President Recep Tayyip Erdogan said that in the Black Sea, Turkey has discovered 320 billion cubic meters of natural gas, its biggest energy discovery ever, and plans to launch development by 2023.
The Fatih drilling ship was locating the deposit in the so-called Tuna-1 sector, Erdogan said Friday in his Istanbul palace at a much-trailed press conference. Explorations in other fields are ongoing, he said.
After the announcement, the lira reversed earlier losses against the dollar. At 3:42 p.m. it was down 0.3 percent. At Istanbul. Also, the Borsa Istanbul 100 index gave up gains and fell as much as 1.8 percent, likely reflecting frustration over find scale.
Turkey has been buying three drilling ships in recent years as it has significantly increased energy exploration in the Black Sea and disputed eastern Mediterranean waters. It is keen to find significant energy reserves to ease its heavy dependence on imports from Iran, Iraq, and Russia, and to boost one of the Middle East’s biggest economies.
The Fatih has been drilling to a depth of 3,500 to 4,000 meters (11,500 to 13,000 feet), Energy Minister Fatih Donmez said last month. TPAO, however, has no experience in deep-sea gas production and would likely need to enlist a major oil company to exploit a field. With oil and gas prices have slumped, the economics of developing such a find may be less attractive than in the past.

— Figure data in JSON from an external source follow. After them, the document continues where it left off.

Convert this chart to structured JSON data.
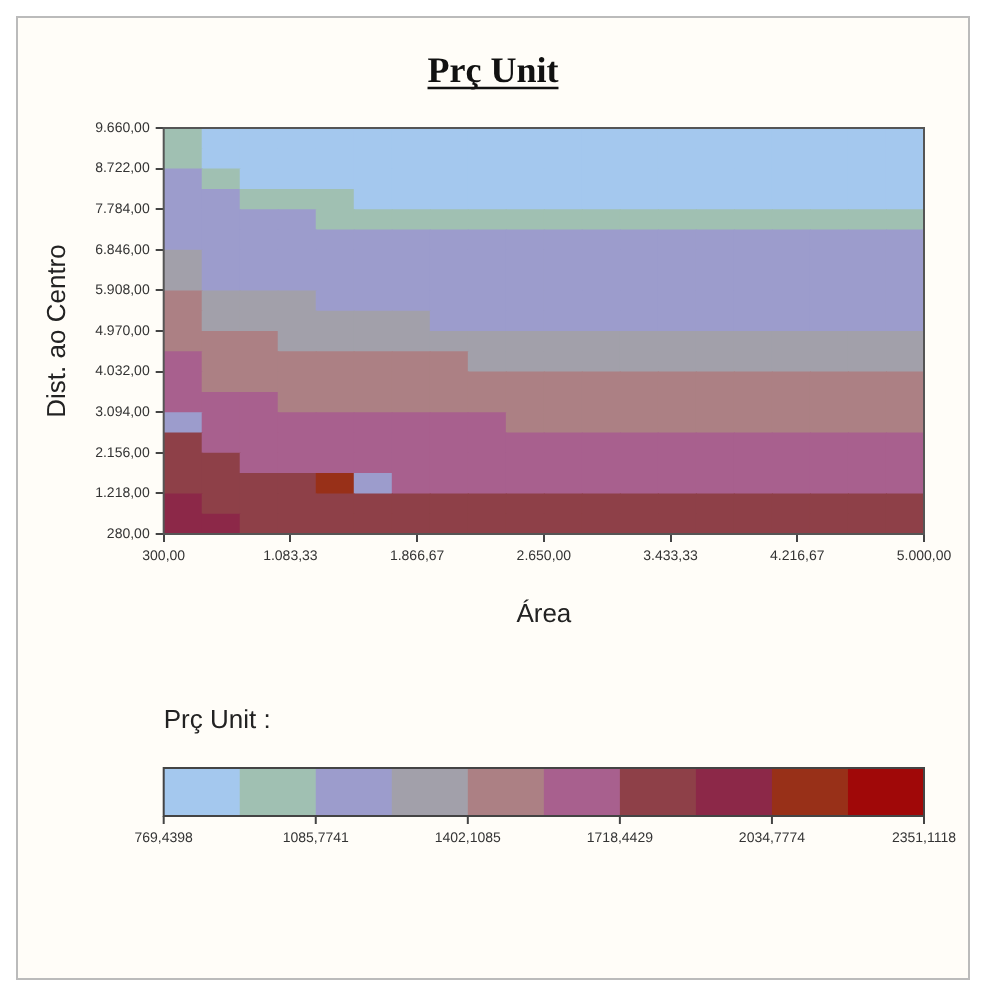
{
  "chart_data": {
    "type": "heatmap",
    "title": "Prç Unit",
    "xlabel": "Área",
    "ylabel": "Dist. ao Centro",
    "clabel": "Prç Unit :",
    "x": [
      417.5,
      652.5,
      887.5,
      1122.5,
      1357.5,
      1592.5,
      1827.5,
      2062.5,
      2297.5,
      2532.5,
      2767.5,
      3002.5,
      3237.5,
      3472.5,
      3707.5,
      3942.5,
      4177.5,
      4412.5,
      4647.5,
      4882.5
    ],
    "xlim": [
      300,
      5000
    ],
    "xticks": [
      {
        "value": 300,
        "label": "300,00"
      },
      {
        "value": 1083.33,
        "label": "1.083,33"
      },
      {
        "value": 1866.67,
        "label": "1.866,67"
      },
      {
        "value": 2650,
        "label": "2.650,00"
      },
      {
        "value": 3433.33,
        "label": "3.433,33"
      },
      {
        "value": 4216.67,
        "label": "4.216,67"
      },
      {
        "value": 5000,
        "label": "5.000,00"
      }
    ],
    "ylim": [
      280,
      9660
    ],
    "yticks": [
      {
        "value": 280,
        "label": "280,00"
      },
      {
        "value": 1218,
        "label": "1.218,00"
      },
      {
        "value": 2156,
        "label": "2.156,00"
      },
      {
        "value": 3094,
        "label": "3.094,00"
      },
      {
        "value": 4032,
        "label": "4.032,00"
      },
      {
        "value": 4970,
        "label": "4.970,00"
      },
      {
        "value": 5908,
        "label": "5.908,00"
      },
      {
        "value": 6846,
        "label": "6.846,00"
      },
      {
        "value": 7784,
        "label": "7.784,00"
      },
      {
        "value": 8722,
        "label": "8.722,00"
      },
      {
        "value": 9660,
        "label": "9.660,00"
      }
    ],
    "clim": [
      769.4398,
      2351.1118
    ],
    "cticks": [
      {
        "value": 769.4398,
        "label": "769,4398"
      },
      {
        "value": 1085.7741,
        "label": "1085,7741"
      },
      {
        "value": 1402.1085,
        "label": "1402,1085"
      },
      {
        "value": 1718.4429,
        "label": "1718,4429"
      },
      {
        "value": 2034.7774,
        "label": "2034,7774"
      },
      {
        "value": 2351.1118,
        "label": "2351,1118"
      }
    ],
    "colors": [
      "#a4c8ee",
      "#a0c0b2",
      "#9c9ccc",
      "#a2a0aa",
      "#ac8084",
      "#a8608e",
      "#8e4048",
      "#8c2848",
      "#983018",
      "#a00808"
    ],
    "cells": [
      [
        1007,
        849,
        849,
        849,
        849,
        849,
        849,
        849,
        849,
        849,
        849,
        849,
        849,
        849,
        849,
        849,
        849,
        849,
        849,
        849
      ],
      [
        1007,
        849,
        849,
        849,
        849,
        849,
        849,
        849,
        849,
        849,
        849,
        849,
        849,
        849,
        849,
        849,
        849,
        849,
        849,
        849
      ],
      [
        1165,
        1007,
        849,
        849,
        849,
        849,
        849,
        849,
        849,
        849,
        849,
        849,
        849,
        849,
        849,
        849,
        849,
        849,
        849,
        849
      ],
      [
        1165,
        1165,
        1007,
        1007,
        1007,
        849,
        849,
        849,
        849,
        849,
        849,
        849,
        849,
        849,
        849,
        849,
        849,
        849,
        849,
        849
      ],
      [
        1165,
        1165,
        1165,
        1165,
        1007,
        1007,
        1007,
        1007,
        1007,
        1007,
        1007,
        1007,
        1007,
        1007,
        1007,
        1007,
        1007,
        1007,
        1007,
        1007
      ],
      [
        1165,
        1165,
        1165,
        1165,
        1165,
        1165,
        1165,
        1165,
        1165,
        1165,
        1165,
        1165,
        1165,
        1165,
        1165,
        1165,
        1165,
        1165,
        1165,
        1165
      ],
      [
        1323,
        1165,
        1165,
        1165,
        1165,
        1165,
        1165,
        1165,
        1165,
        1165,
        1165,
        1165,
        1165,
        1165,
        1165,
        1165,
        1165,
        1165,
        1165,
        1165
      ],
      [
        1323,
        1165,
        1165,
        1165,
        1165,
        1165,
        1165,
        1165,
        1165,
        1165,
        1165,
        1165,
        1165,
        1165,
        1165,
        1165,
        1165,
        1165,
        1165,
        1165
      ],
      [
        1481,
        1323,
        1323,
        1323,
        1165,
        1165,
        1165,
        1165,
        1165,
        1165,
        1165,
        1165,
        1165,
        1165,
        1165,
        1165,
        1165,
        1165,
        1165,
        1165
      ],
      [
        1481,
        1323,
        1323,
        1323,
        1323,
        1323,
        1323,
        1165,
        1165,
        1165,
        1165,
        1165,
        1165,
        1165,
        1165,
        1165,
        1165,
        1165,
        1165,
        1165
      ],
      [
        1481,
        1481,
        1481,
        1323,
        1323,
        1323,
        1323,
        1323,
        1323,
        1323,
        1323,
        1323,
        1323,
        1323,
        1323,
        1323,
        1323,
        1323,
        1323,
        1323
      ],
      [
        1639,
        1481,
        1481,
        1481,
        1481,
        1481,
        1481,
        1481,
        1323,
        1323,
        1323,
        1323,
        1323,
        1323,
        1323,
        1323,
        1323,
        1323,
        1323,
        1323
      ],
      [
        1639,
        1481,
        1481,
        1481,
        1481,
        1481,
        1481,
        1481,
        1481,
        1481,
        1481,
        1481,
        1481,
        1481,
        1481,
        1481,
        1481,
        1481,
        1481,
        1481
      ],
      [
        1639,
        1639,
        1639,
        1481,
        1481,
        1481,
        1481,
        1481,
        1481,
        1481,
        1481,
        1481,
        1481,
        1481,
        1481,
        1481,
        1481,
        1481,
        1481,
        1481
      ],
      [
        1165,
        1639,
        1639,
        1639,
        1639,
        1639,
        1639,
        1639,
        1639,
        1481,
        1481,
        1481,
        1481,
        1481,
        1481,
        1481,
        1481,
        1481,
        1481,
        1481
      ],
      [
        1798,
        1639,
        1639,
        1639,
        1639,
        1639,
        1639,
        1639,
        1639,
        1639,
        1639,
        1639,
        1639,
        1639,
        1639,
        1639,
        1639,
        1639,
        1639,
        1639
      ],
      [
        1798,
        1798,
        1639,
        1639,
        1639,
        1639,
        1639,
        1639,
        1639,
        1639,
        1639,
        1639,
        1639,
        1639,
        1639,
        1639,
        1639,
        1639,
        1639,
        1639
      ],
      [
        1798,
        1798,
        1798,
        1798,
        2114,
        1165,
        1639,
        1639,
        1639,
        1639,
        1639,
        1639,
        1639,
        1639,
        1639,
        1639,
        1639,
        1639,
        1639,
        1639
      ],
      [
        1956,
        1798,
        1798,
        1798,
        1798,
        1798,
        1798,
        1798,
        1798,
        1798,
        1798,
        1798,
        1798,
        1798,
        1798,
        1798,
        1798,
        1798,
        1798,
        1798
      ],
      [
        1956,
        1956,
        1798,
        1798,
        1798,
        1798,
        1798,
        1798,
        1798,
        1798,
        1798,
        1798,
        1798,
        1798,
        1798,
        1798,
        1798,
        1798,
        1798,
        1798
      ]
    ]
  }
}
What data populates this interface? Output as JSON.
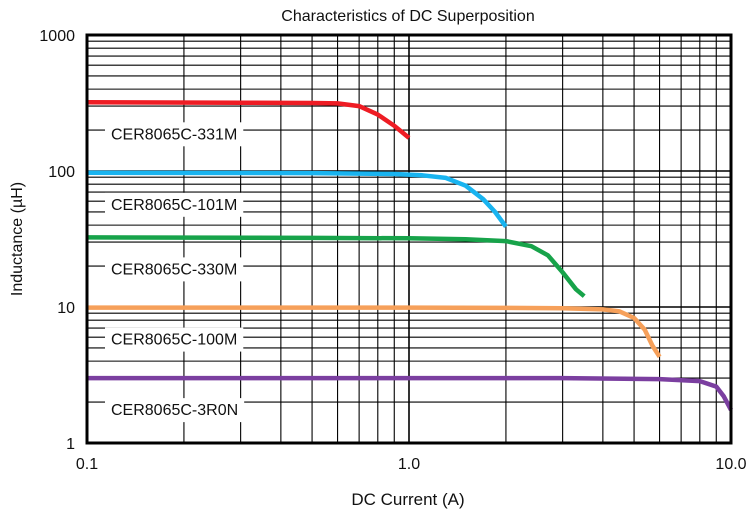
{
  "chart_data": {
    "type": "line",
    "title": "Characteristics of DC Superposition",
    "xlabel": "DC Current (A)",
    "ylabel": "Inductance (µH)",
    "x_scale": "log",
    "y_scale": "log",
    "xlim": [
      0.1,
      10.0
    ],
    "ylim": [
      1,
      1000
    ],
    "x_ticks": [
      "0.1",
      "1.0",
      "10.0"
    ],
    "y_ticks": [
      "1",
      "10",
      "100",
      "1000"
    ],
    "grid": true,
    "series": [
      {
        "name": "CER8065C-331M",
        "color": "#ee1c24",
        "points": [
          [
            0.1,
            320
          ],
          [
            0.3,
            318
          ],
          [
            0.5,
            316
          ],
          [
            0.6,
            314
          ],
          [
            0.7,
            300
          ],
          [
            0.8,
            260
          ],
          [
            0.9,
            215
          ],
          [
            1.0,
            175
          ]
        ]
      },
      {
        "name": "CER8065C-101M",
        "color": "#19b4f0",
        "points": [
          [
            0.1,
            97
          ],
          [
            0.5,
            96.5
          ],
          [
            0.9,
            95
          ],
          [
            1.1,
            93
          ],
          [
            1.3,
            89
          ],
          [
            1.5,
            78
          ],
          [
            1.7,
            62
          ],
          [
            1.85,
            50
          ],
          [
            2.0,
            39
          ]
        ]
      },
      {
        "name": "CER8065C-330M",
        "color": "#17a34a",
        "points": [
          [
            0.1,
            32.5
          ],
          [
            0.5,
            32.2
          ],
          [
            1.0,
            32
          ],
          [
            1.5,
            31.5
          ],
          [
            2.0,
            30.5
          ],
          [
            2.4,
            28
          ],
          [
            2.7,
            24
          ],
          [
            3.0,
            18
          ],
          [
            3.3,
            13.5
          ],
          [
            3.5,
            12
          ]
        ]
      },
      {
        "name": "CER8065C-100M",
        "color": "#f6a05a",
        "points": [
          [
            0.1,
            9.9
          ],
          [
            1.0,
            9.9
          ],
          [
            2.0,
            9.85
          ],
          [
            3.0,
            9.8
          ],
          [
            4.0,
            9.6
          ],
          [
            4.5,
            9.3
          ],
          [
            5.0,
            8.3
          ],
          [
            5.4,
            6.8
          ],
          [
            5.7,
            5.2
          ],
          [
            6.0,
            4.3
          ]
        ]
      },
      {
        "name": "CER8065C-3R0N",
        "color": "#7b3fa0",
        "points": [
          [
            0.1,
            3.0
          ],
          [
            1.0,
            3.0
          ],
          [
            3.0,
            3.0
          ],
          [
            6.0,
            2.95
          ],
          [
            8.0,
            2.85
          ],
          [
            9.0,
            2.6
          ],
          [
            9.5,
            2.2
          ],
          [
            10.0,
            1.75
          ]
        ]
      }
    ]
  }
}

Tuna-1, some 150 kilometers from Turkey’s coast, is close to an area where maritime borders of Bulgaria and Romania converge and not far from Romania’s Neptun block, the largest gas find in the Black Sea in decades discovered eight years ago by Petrom and Exxon.
Romania has shallow-water gas projects, but a major deep-water find by eight years ago has still to be exploited. A company backed by The Carlyle Group is also exploring off Romania, aiming to get gas in 2021. Rosneft has explored in the Russian part of the Black Sea but without concrete results.
Turkey is mired in territorial disputes with Greece and Cyprus in the eastern Mediterranean as it searches for oil and gas in contested waters. France has temporarily increased its military presence to ward off Turkish steps, and German Chancellor Angela Merkel on Wednesday said the EU was concerned over the increased tensions.
Erdogan said he also expects “good news” from exploration activities in the eastern Mediterranean.